John asintió lentamente. No por nada era la empresa que fabricaba las hormonas que se tomaba cada mañana sin el menor ápice de dudas.
_ Sí, es de mi confianza. _ Suspiró John. _ Pero no debería haberse tomado esas libertades.
_ Por eso mismo he venido en persona. No quería que se llevara una sorpresa cuando llegue al despacho, o que vaya acompañada y se tropiece con su paquete.
_ ¿Está en mi despacho? _ John abrió mucho los ojos con una mezcla de miedo y lujuria. _ ¿Así sin más?
_ Jameson es una empresa muy eficiente. Además… saben de buena tinta que no querías tu pedido en casa.
_ ¿Disculpa? _ John alzó una ceja. _ ¿Cómo sabéis eso?
_ Bueno, estás casado, ¿No? Puedo ver el anillo de tu dedo. _ Sonrió Sora. _ En fin, John, disfruta de tu compra… diviértete.

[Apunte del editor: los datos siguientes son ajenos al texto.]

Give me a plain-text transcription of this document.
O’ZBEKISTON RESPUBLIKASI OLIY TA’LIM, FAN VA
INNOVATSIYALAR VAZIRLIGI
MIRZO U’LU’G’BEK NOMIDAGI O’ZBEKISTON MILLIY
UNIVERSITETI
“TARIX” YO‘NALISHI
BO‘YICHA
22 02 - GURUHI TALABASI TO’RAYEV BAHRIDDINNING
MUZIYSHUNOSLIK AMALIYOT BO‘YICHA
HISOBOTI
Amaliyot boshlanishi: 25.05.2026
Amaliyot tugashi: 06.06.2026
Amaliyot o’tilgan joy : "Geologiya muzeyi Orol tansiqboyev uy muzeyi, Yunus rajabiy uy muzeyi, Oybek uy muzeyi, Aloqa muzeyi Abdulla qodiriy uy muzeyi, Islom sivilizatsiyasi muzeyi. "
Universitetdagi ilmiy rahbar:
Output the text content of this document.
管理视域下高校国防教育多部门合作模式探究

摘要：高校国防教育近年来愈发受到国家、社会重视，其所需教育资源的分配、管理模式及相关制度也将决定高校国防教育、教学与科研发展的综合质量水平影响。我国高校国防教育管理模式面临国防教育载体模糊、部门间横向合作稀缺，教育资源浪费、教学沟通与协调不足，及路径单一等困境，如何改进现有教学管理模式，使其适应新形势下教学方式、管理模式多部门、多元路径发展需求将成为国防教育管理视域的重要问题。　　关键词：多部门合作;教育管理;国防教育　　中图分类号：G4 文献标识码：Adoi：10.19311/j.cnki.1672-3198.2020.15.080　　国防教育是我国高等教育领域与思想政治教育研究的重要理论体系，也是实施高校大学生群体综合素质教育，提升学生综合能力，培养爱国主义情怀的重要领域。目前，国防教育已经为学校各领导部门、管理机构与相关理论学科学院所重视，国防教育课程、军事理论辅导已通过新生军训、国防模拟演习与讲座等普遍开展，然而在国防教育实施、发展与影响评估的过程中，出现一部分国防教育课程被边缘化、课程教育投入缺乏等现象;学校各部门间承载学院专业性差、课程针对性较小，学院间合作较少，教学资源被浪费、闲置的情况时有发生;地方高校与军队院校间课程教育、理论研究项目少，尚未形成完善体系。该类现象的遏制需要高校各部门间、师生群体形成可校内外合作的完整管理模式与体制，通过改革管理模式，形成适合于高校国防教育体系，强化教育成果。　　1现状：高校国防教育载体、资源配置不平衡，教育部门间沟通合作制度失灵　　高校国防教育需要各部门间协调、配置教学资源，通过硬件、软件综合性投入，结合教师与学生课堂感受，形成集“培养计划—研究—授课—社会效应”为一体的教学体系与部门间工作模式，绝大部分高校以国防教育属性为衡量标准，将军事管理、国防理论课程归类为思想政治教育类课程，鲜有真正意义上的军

Hubo algo en la sonrisa de aquella mujer que asustó a John. Pero la emoción le pudo. Se dirigió de inmediato al ascensor de personal y subió directamente a la planta más alta, en la que se encontraba su despacho. Pasó al lado del puesto de secretaria que estaba vacío desde hacía unos días y entró en el amplio despacho.
Irónicamente, el despacho de John había cambiado en un esfuerzo por parecer más masculino que con la decoración que tenía Fred. Un gran escritorio de madera, una botella de cristal que contenía whisky, puros cubanos… John parecía haber emulado los despachos de grandes directivos de películas que había visto.
Pero todo ello quedaba en segundo plano cuando observaba la gran caja de madera que habían depositado en medio. Se pasó la mano por el paquete, notando cómo su clítoris ya empezaba a inflamarse de excitación.
Abrió la caja y dejó caer la tapa en una lateral. Se relamió cuando la vio.
_ Hola Jessica. _ Dijo, con un ronroneo.
Jessica era una ex compañera de Helena. De hecho, en su adolescencia había tenido un conato de lesbianismo con ella. Helena era muy fan de expediente X y Jessica se parecía mucho a Gillian Anderson… aunque por lo que veía tenía las tetas bastante más grandes. No era difícil verlo porque la muchacha estaba desnuda en aquella prisión de gomaespuma. Era irónico porque sobre ella se encontraba un traje de ejecutiva, un sujetador y unas bragas. Todo un uniforme de secretaria rematado con unos zapatos de charol rojo. Dejó la ropa sobre la mesa y observó a la mujer desnuda a inconsciente que, ataviada con el respirador y dos consoladores en sus agujeros.
John la miró por unos segundos y se frotó una vez más el paquete… Estaba dudando. No sabía si despertar a aquella beldad directamente… o follársela tal cual estaba una primera vez.